心には、いつも君がいた (Page 2)

江田の勤務先は隣県で、私用で会うことはなかったけれど連絡は来るし、新人研修は2か月に1度のペースで行われている。
行きは電車、帰りは江田の車にお世話になっていた。

江田は新人研修のたびに、勤務している県の銘菓を俺に持ってきた。
この前はカスタードクリームをふわふわの生地で包んだお菓子と、有名ないちごを練りこんだバームクーヘン。
そして今回、3回目の新人研修では人気俳優御用達のチーズケーキをホールで持ってきたのだ。

「青山は甘いものが好きだよな。高校のときの昼めし、菓子パンが多かった。フルーツジャムが入った菓子パンとか、あんことホイップクリームの菓子パンとかさ」
「よく覚えてる…」
「覚えてるよ。あんなに甘い菓子パンを食べてて全然太らないから感心してた。俺だったらすぐに太る」

目を一文字にして笑う青山に、胸の音が速くなるのを感じる。
ほどよく筋肉がついた、均整のとれた体だということは服の上からでもうかがい知れた。

「太りやすい体質だから気をつけているんだ。今はジムに通ってる。仕事場の隣がフィットネスクラブなんだよ」

そんなささいな情報にも喜ぶ自分がいる…。
会いたくなかった、でも、忘れられなかった。
1度のキスで嫌いになれるわけがない。

江田の顔を見てしまえば、心の奥底に閉じ込めていた気持ちが騒ぐのだ。

*****

家に着くまでの時間、江田はよくしゃべった。大学生活のことや今の会社に入った経緯、好きな音楽のこと。

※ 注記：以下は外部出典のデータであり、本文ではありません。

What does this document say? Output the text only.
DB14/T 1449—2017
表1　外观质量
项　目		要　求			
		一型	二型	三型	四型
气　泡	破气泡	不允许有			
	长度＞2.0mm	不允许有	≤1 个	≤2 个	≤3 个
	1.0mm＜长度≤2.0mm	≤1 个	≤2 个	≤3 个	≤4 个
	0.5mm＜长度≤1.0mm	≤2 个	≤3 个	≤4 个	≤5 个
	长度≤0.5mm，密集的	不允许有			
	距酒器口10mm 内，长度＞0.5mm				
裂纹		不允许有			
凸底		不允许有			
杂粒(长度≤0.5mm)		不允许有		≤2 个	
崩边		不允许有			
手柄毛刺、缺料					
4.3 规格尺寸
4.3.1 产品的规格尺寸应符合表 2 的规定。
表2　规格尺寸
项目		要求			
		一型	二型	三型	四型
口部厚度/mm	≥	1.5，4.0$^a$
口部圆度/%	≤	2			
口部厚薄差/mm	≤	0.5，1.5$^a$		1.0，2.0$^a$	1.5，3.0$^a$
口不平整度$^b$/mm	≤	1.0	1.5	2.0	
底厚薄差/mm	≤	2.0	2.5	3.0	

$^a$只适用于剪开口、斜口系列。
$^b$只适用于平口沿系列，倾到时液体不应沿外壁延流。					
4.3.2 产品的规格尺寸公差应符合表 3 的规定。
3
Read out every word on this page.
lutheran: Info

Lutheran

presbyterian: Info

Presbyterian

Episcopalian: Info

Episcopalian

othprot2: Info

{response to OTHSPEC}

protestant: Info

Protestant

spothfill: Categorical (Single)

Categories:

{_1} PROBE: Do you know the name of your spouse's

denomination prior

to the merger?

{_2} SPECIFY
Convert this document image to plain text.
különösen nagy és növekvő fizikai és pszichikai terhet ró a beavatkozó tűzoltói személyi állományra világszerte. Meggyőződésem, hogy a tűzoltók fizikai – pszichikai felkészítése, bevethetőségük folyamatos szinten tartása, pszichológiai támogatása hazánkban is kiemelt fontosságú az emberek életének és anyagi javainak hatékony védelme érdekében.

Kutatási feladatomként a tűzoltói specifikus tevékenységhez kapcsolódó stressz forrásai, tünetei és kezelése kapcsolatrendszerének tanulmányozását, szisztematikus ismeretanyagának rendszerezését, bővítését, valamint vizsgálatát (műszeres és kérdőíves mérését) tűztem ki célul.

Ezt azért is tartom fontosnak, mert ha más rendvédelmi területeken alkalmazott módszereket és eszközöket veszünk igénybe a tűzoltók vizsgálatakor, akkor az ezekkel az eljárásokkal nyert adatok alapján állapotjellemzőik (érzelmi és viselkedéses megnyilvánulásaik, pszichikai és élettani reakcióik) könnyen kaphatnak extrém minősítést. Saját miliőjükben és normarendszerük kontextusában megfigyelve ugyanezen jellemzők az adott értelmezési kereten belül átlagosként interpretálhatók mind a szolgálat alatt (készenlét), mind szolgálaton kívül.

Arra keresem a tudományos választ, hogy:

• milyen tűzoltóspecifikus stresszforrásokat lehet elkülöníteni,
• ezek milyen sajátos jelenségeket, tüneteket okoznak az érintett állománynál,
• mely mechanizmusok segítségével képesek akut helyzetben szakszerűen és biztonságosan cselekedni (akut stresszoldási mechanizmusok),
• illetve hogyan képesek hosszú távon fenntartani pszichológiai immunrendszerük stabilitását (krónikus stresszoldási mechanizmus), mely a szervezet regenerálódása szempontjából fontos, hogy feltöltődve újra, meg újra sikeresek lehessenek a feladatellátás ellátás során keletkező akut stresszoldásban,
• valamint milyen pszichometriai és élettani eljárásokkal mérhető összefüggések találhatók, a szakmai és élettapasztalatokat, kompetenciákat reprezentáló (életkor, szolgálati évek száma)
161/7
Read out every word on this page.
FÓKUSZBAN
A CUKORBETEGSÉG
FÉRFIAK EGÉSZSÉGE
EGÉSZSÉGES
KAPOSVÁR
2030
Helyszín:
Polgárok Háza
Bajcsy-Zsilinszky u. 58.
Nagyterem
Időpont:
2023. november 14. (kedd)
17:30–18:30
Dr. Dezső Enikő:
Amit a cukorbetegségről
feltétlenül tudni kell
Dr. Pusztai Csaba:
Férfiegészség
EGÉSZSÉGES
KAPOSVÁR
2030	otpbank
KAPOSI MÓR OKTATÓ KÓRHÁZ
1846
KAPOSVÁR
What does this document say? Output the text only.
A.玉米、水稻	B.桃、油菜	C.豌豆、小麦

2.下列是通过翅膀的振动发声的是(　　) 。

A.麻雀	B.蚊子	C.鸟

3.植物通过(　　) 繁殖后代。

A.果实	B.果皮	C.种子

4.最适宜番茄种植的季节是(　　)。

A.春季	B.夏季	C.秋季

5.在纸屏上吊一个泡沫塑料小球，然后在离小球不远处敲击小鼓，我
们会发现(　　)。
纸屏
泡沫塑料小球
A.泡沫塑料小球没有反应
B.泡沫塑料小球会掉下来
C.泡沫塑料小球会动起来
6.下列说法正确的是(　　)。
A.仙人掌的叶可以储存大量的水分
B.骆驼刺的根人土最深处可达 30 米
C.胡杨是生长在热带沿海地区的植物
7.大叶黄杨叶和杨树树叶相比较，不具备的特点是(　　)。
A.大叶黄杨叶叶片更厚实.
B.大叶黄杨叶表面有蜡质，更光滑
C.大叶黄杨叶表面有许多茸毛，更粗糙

俺はコンビニで買ったペットボトルをちびちびと飲みながら江田の話を聞いていた。
張りのある低い声は心地よくて、俺は少しだけうとうとしかけていたのかもしれない。

「青山の家、この辺りでいいんだよな?」

呼びかけられて、はっとした。車の窓から見える景色が見慣れたものに変わっていた。

「あ…、ごめん。送ってもらってるのに…、俺、寝てたかも」

もう一度謝ると、江田の笑う気配が伝わってきた。

「大丈夫だよ。…で、この辺?」
「あ、ここで降りるよ」
「家まで送る。場所を言って?」
「う…ん、あの信号を右に曲がってすぐの建物。スーパーの隣」

スーパーの明かりに、ああ、と江田が頷く。マンションの駐車場に滑りこむように車が止まった。

「今日はありがとう。送ってくれて助かった」

後ろの座席に置いたチーズケーキと今日の研修の資料を取ろうとした、そのとき…。

「あのとき何でキスしたのか、もう一度訊(き)いて」

江田に手を握られて、心臓が大きく跳ねた。